Rapid Likelihood Free Inference of Compact Binary Coalescences using Accelerated Hardware
Deep Chatterjee, Ethan Marx, William Benoit, Ravi Kumar, Malina Desai, Ekaterina Govorkova, Alec Gunny, Eric Moreno, Rafia Omer, Ryan Raikman, Muhammed Saleem, Shrey Aggarwal, Michael W. Coughlin, Philip Harris, Erik Katsavounidis
TL;DR
AMPLFI delivers real-time, likelihood-free gravitational-wave parameter estimation by combining a GPU-accelerated embedding network with inverse autoregressive flows to learn posterior distributions from BBH simulations in real detector noise.

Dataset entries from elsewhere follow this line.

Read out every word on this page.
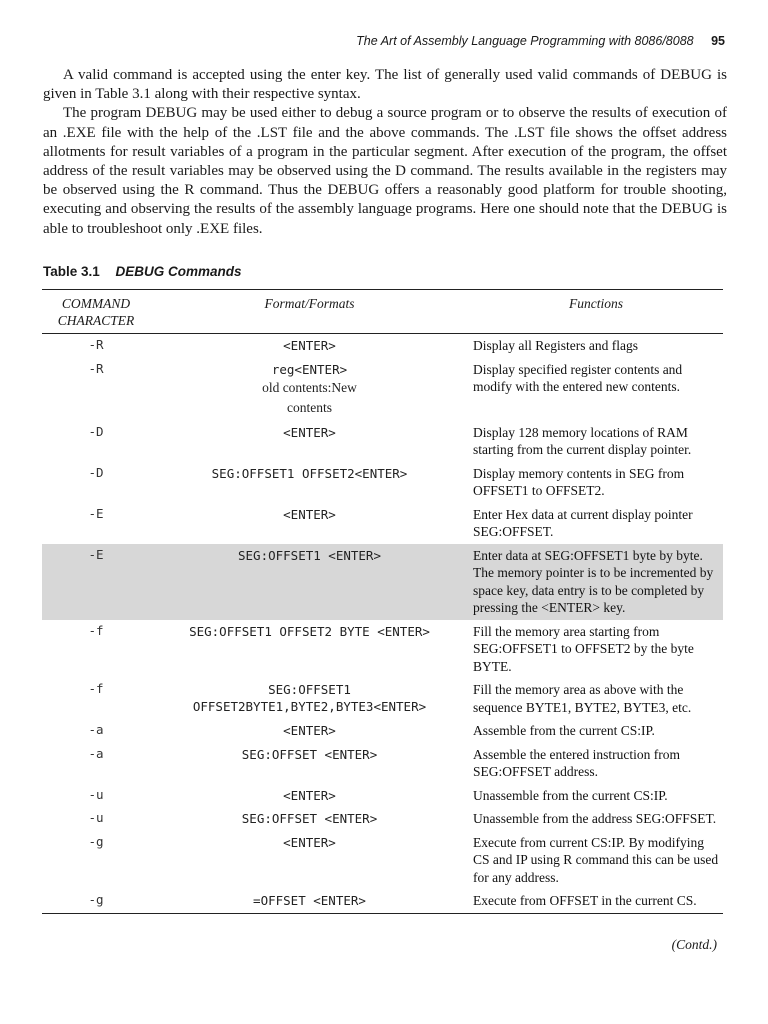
The Art of Assembly Language Programming with 8086/8088 95

A valid command is accepted using the enter key. The list of generally used valid commands of DEBUG is given in Table 3.1 along with their respective syntax.

The program DEBUG may be used either to debug a source program or to observe the results of execution of an .EXE file with the help of the .LST file and the above commands. The .LST file shows the offset address allotments for result variables of a program in the particular segment. After execution of the program, the offset address of the result variables may be observed using the D command. The results available in the registers may be observed using the R command. Thus the DEBUG offers a reasonably good platform for trouble shooting, executing and observing the results of the assembly language programs. Here one should note that the DEBUG is able to troubleshoot only .EXE files.

Table 3.1 DEBUG Commands
COMMAND
CHARACTER	Format/Formats	Functions
-R	<ENTER>	Display all Registers and flags
-R	reg<ENTER>
old contents:New
contents	Display specified register contents and modify with the entered new contents.
-D	<ENTER>	Display 128 memory locations of RAM starting from the current display pointer.
-D	SEG:OFFSET1 OFFSET2<ENTER>	Display memory contents in SEG from OFFSET1 to OFFSET2.
-E	<ENTER>	Enter Hex data at current display pointer SEG:OFFSET.
-E	SEG:OFFSET1 <ENTER>	Enter data at SEG:OFFSET1 byte by byte. The memory pointer is to be incremented by space key, data entry is to be completed by pressing the <ENTER> key.
-f	SEG:OFFSET1 OFFSET2 BYTE <ENTER>	Fill the memory area starting from SEG:OFFSET1 to OFFSET2 by the byte BYTE.
-f	SEG:OFFSET1
OFFSET2BYTE1,BYTE2,BYTE3<ENTER>	Fill the memory area as above with the sequence BYTE1, BYTE2, BYTE3, etc.
-a	<ENTER>	Assemble from the current CS:IP.
-a	SEG:OFFSET <ENTER>	Assemble the entered instruction from SEG:OFFSET address.
-u	<ENTER>	Unassemble from the current CS:IP.
-u	SEG:OFFSET <ENTER>	Unassemble from the address SEG:OFFSET.
-g	<ENTER>	Execute from current CS:IP. By modifying CS and IP using R command this can be used for any address.
-g	=OFFSET <ENTER>	Execute from OFFSET in the current CS.
(Contd.)
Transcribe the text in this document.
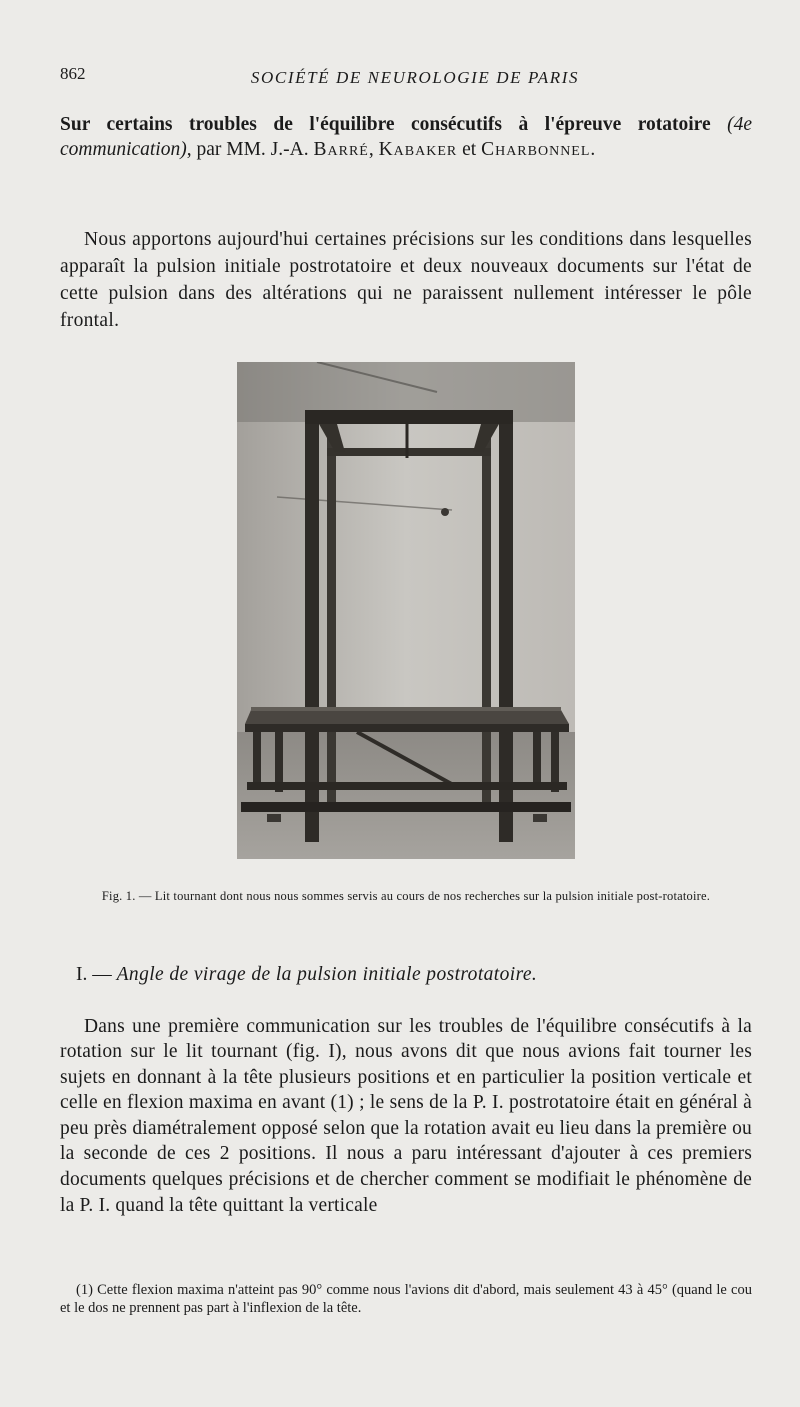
862	SOCIÉTÉ DE NEUROLOGIE DE PARIS
Sur certains troubles de l'équilibre consécutifs à l'épreuve rotatoire (4e communication), par MM. J.-A. Barré, Kabaker et Charbonnel.

Nous apportons aujourd'hui certaines précisions sur les conditions dans lesquelles apparaît la pulsion initiale postrotatoire et deux nouveaux documents sur l'état de cette pulsion dans des altérations qui ne paraissent nullement intéresser le pôle frontal.

Fig. 1. — Lit tournant dont nous nous sommes servis au cours de nos recherches sur la pulsion initiale post-rotatoire.
I. — Angle de virage de la pulsion initiale postrotatoire.

Dans une première communication sur les troubles de l'équilibre consécutifs à la rotation sur le lit tournant (fig. I), nous avons dit que nous avions fait tourner les sujets en donnant à la tête plusieurs positions et en particulier la position verticale et celle en flexion maxima en avant (1) ; le sens de la P. I. postrotatoire était en général à peu près diamétralement opposé selon que la rotation avait eu lieu dans la première ou la seconde de ces 2 positions. Il nous a paru intéressant d'ajouter à ces premiers documents quelques précisions et de chercher comment se modifiait le phénomène de la P. I. quand la tête quittant la verticale

(1) Cette flexion maxima n'atteint pas 90° comme nous l'avions dit d'abord, mais seulement 43 à 45° (quand le cou et le dos ne prennent pas part à l'inflexion de la tête.
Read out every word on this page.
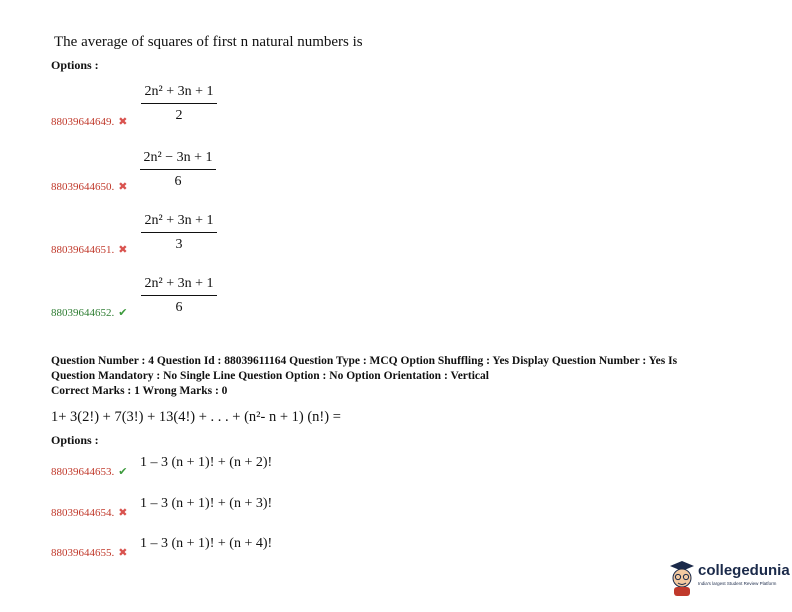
The average of squares of first n natural numbers is
Options :
88039644649. ✖
2n² + 3n + 1
2
88039644650. ✖
2n² − 3n + 1
6
88039644651. ✖
2n² + 3n + 1
3
88039644652. ✔
2n² + 3n + 1
6
Question Number : 4 Question Id : 88039611164 Question Type : MCQ Option Shuffling : Yes Display Question Number : Yes Is
Question Mandatory : No Single Line Question Option : No Option Orientation : Vertical
Correct Marks : 1 Wrong Marks : 0
1+ 3(2!) + 7(3!) + 13(4!) + . . . + (n²- n + 1) (n!) =
Options :
88039644653. ✔
1 – 3 (n + 1)! + (n + 2)!
88039644654. ✖
1 – 3 (n + 1)! + (n + 3)!
88039644655. ✖
1 – 3 (n + 1)! + (n + 4)!
collegedunia
India's largest Student Review Platform
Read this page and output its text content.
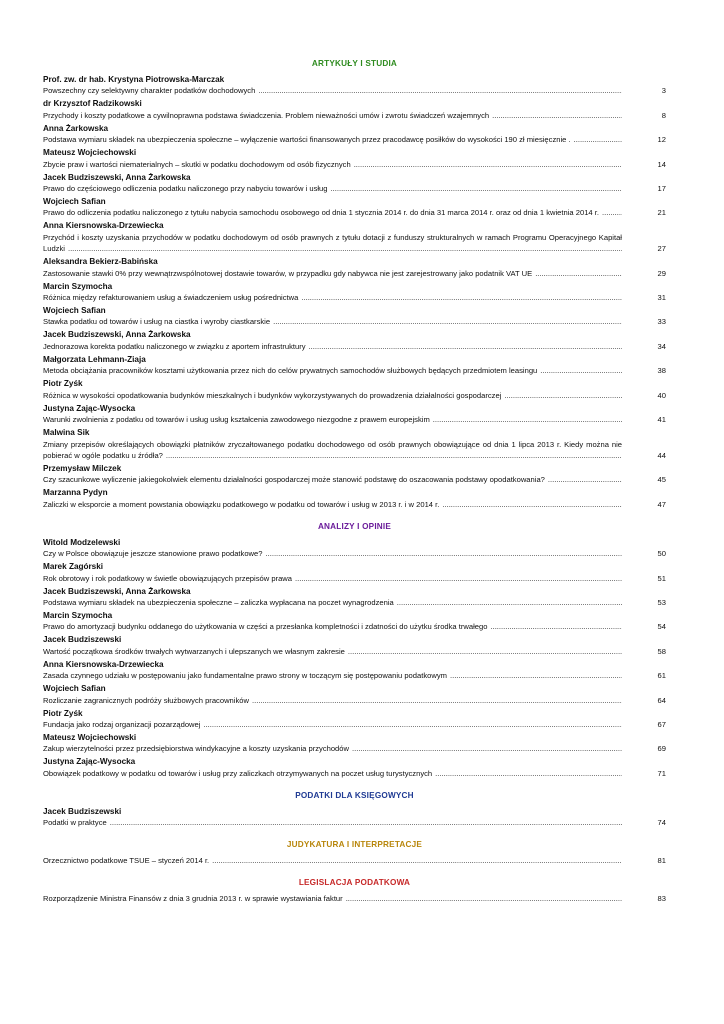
ARTYKUŁY I STUDIA
Prof. zw. dr hab. Krystyna Piotrowska-Marczak
Powszechny czy selektywny charakter podatków dochodowych .....	3
dr Krzysztof Radzikowski
Przychody i koszty podatkowe a cywilnoprawna podstawa świadczenia. Problem nieważności umów i zwrotu świadczeń wzajemnych .....	8
Anna Żarkowska
Podstawa wymiaru składek na ubezpieczenia społeczne – wyłączenie wartości finansowanych przez pracodawcę posiłków do wysokości 190 zł miesięcznie . .....	12
Mateusz Wojciechowski
Zbycie praw i wartości niematerialnych – skutki w podatku dochodowym od osób fizycznych .....	14
Jacek Budziszewski, Anna Żarkowska
Prawo do częściowego odliczenia podatku naliczonego przy nabyciu towarów i usług .....	17
Wojciech Safian
Prawo do odliczenia podatku naliczonego z tytułu nabycia samochodu osobowego od dnia 1 stycznia 2014 r. do dnia 31 marca 2014 r. oraz od dnia 1 kwietnia 2014 r. .....	21
Anna Kiersnowska-Drzewiecka
Przychód i koszty uzyskania przychodów w podatku dochodowym od osób prawnych z tytułu dotacji z funduszy strukturalnych w ramach Programu Operacyjnego Kapitał Ludzki .....	27
Aleksandra Bekierz-Babińska
Zastosowanie stawki 0% przy wewnątrzwspólnotowej dostawie towarów, w przypadku gdy nabywca nie jest zarejestrowany jako podatnik VAT UE .....	29
Marcin Szymocha
Różnica między refakturowaniem usług a świadczeniem usług pośrednictwa .....	31
Wojciech Safian
Stawka podatku od towarów i usług na ciastka i wyroby ciastkarskie .....	33
Jacek Budziszewski, Anna Żarkowska
Jednorazowa korekta podatku naliczonego w związku z aportem infrastruktury .....	34
Małgorzata Lehmann-Ziaja
Metoda obciążania pracowników kosztami użytkowania przez nich do celów prywatnych samochodów służbowych będących przedmiotem leasingu .....	38
Piotr Zyśk
Różnica w wysokości opodatkowania budynków mieszkalnych i budynków wykorzystywanych do prowadzenia działalności gospodarczej .....	40
Justyna Zając-Wysocka
Warunki zwolnienia z podatku od towarów i usług usług kształcenia zawodowego niezgodne z prawem europejskim .....	41
Malwina Sik
Zmiany przepisów określających obowiązki płatników zryczałtowanego podatku dochodowego od osób prawnych obowiązujące od dnia 1 lipca 2013 r. Kiedy można nie pobierać w ogóle podatku u źródła? .....	44
Przemysław Milczek
Czy szacunkowe wyliczenie jakiegokolwiek elementu działalności gospodarczej może stanowić podstawę do oszacowania podstawy opodatkowania? .....	45
Marzanna Pydyn
Zaliczki w eksporcie a moment powstania obowiązku podatkowego w podatku od towarów i usług w 2013 r. i w 2014 r. .....	47
ANALIZY I OPINIE
Witold Modzelewski
Czy w Polsce obowiązuje jeszcze stanowione prawo podatkowe? .....	50
Marek Zagórski
Rok obrotowy i rok podatkowy w świetle obowiązujących przepisów prawa .....	51
Jacek Budziszewski, Anna Żarkowska
Podstawa wymiaru składek na ubezpieczenia społeczne – zaliczka wypłacana na poczet wynagrodzenia .....	53
Marcin Szymocha
Prawo do amortyzacji budynku oddanego do użytkowania w części a przesłanka kompletności i zdatności do użytku środka trwałego .....	54
Jacek Budziszewski
Wartość początkowa środków trwałych wytwarzanych i ulepszanych we własnym zakresie .....	58
Anna Kiersnowska-Drzewiecka
Zasada czynnego udziału w postępowaniu jako fundamentalne prawo strony w toczącym się postępowaniu podatkowym .....	61
Wojciech Safian
Rozliczanie zagranicznych podróży służbowych pracowników .....	64
Piotr Zyśk
Fundacja jako rodzaj organizacji pozarządowej .....	67
Mateusz Wojciechowski
Zakup wierzytelności przez przedsiębiorstwa windykacyjne a koszty uzyskania przychodów .....	69
Justyna Zając-Wysocka
Obowiązek podatkowy w podatku od towarów i usług przy zaliczkach otrzymywanych na poczet usług turystycznych .....	71
PODATKI DLA KSIĘGOWYCH
Jacek Budziszewski
Podatki w praktyce .....	74
JUDYKATURA I INTERPRETACJE
Orzecznictwo podatkowe TSUE – styczeń 2014 r. .....	81
LEGISLACJA PODATKOWA
Rozporządzenie Ministra Finansów z dnia 3 grudnia 2013 r. w sprawie wystawiania faktur .....	83
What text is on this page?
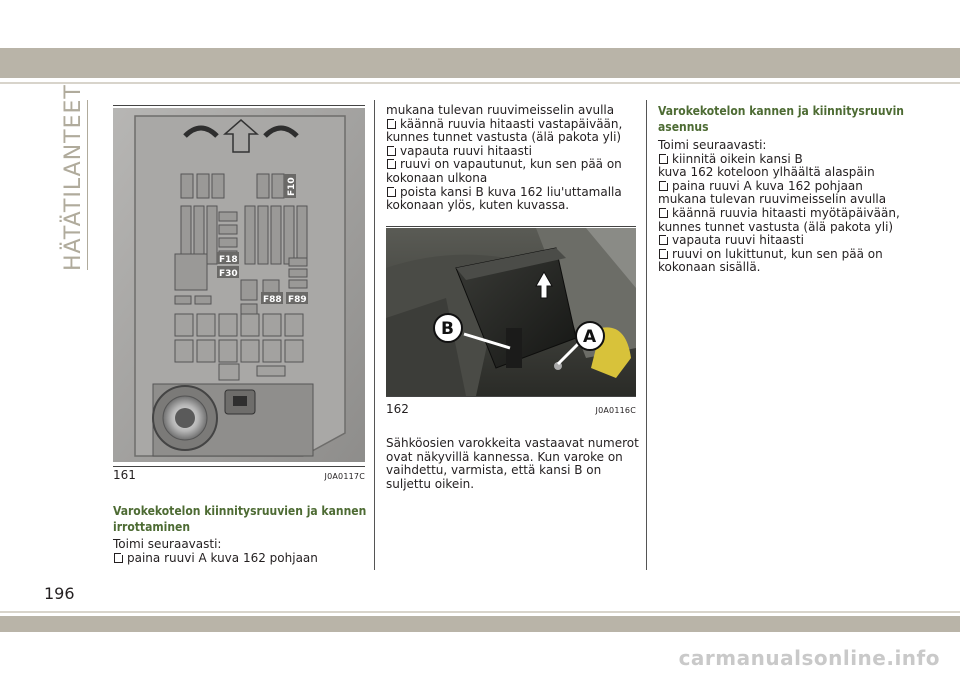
HÄTÄTILANTEET	F10
F18
F30
F88 F89
161	J0A0117C
Varokekotelon kiinnitysruuvien ja kannen
irrottaminen
Toimi seuraavasti:
paina ruuvi A kuva 162 pohjaan
mukana tulevan ruuvimeisselin avulla
käännä ruuvia hitaasti vastapäivään,
kunnes tunnet vastusta (älä pakota yli)
vapauta ruuvi hitaasti
ruuvi on vapautunut, kun sen pää on
kokonaan ulkona
poista kansi B kuva 162 liu'uttamalla
kokonaan ylös, kuten kuvassa.
B	A
162	J0A0116C
Sähköosien varokkeita vastaavat numerot
ovat näkyvillä kannessa. Kun varoke on
vaihdettu, varmista, että kansi B on
suljettu oikein.
Varokekotelon kannen ja kiinnitysruuvin
asennus
Toimi seuraavasti:
kiinnitä oikein kansi B
kuva 162 koteloon ylhäältä alaspäin
paina ruuvi A kuva 162 pohjaan
mukana tulevan ruuvimeisselin avulla
käännä ruuvia hitaasti myötäpäivään,
kunnes tunnet vastusta (älä pakota yli)
vapauta ruuvi hitaasti
ruuvi on lukittunut, kun sen pää on
kokonaan sisällä.
196
carmanualsonline.info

Integrated with Aframe, the framework minimizes latency by keeping data on GPUs, generating waveforms on the fly, and performing fast posterior sampling to produce online data products such as skymaps. The results show AMPLFI achieves low-latency inference with reasonable agreement to traditional Bayesian methods for intrinsic parameters, while extrinsic parameters and sky localization remain more challenging, highlighting the need for targeted improvements and periodic re-training. Overall, this work demonstrates a practical path to online GW alerts and multi-messenger follow-up by leveraging accelerators and likelihood-free inference, with potential extension to broader CBC and non-CBC morphologies.
Abstract
We report a gravitational-wave parameter estimation algorithm, AMPLFI, based on likelihood-free inference using normalizing flows. The focus of AMPLFI is to perform real-time parameter estimation for candidates detected by machine-learning based compact binary coalescence search, Aframe. We present details of our algorithm and optimizations done related to data-loading and pre-processing on accelerated hardware. We train our model using binary black-hole (BBH) simulations on real LIGO-Virgo detector noise. Our model has $\sim 6$ million trainable parameters with training times $\lesssim 24$ hours. Based on online deployment on a mock data stream of LIGO-Virgo data, Aframe + AMPLFI is able to pick up BBH candidates and infer parameters for real-time alerts from data acquisition with a net latency of $\sim 6$s.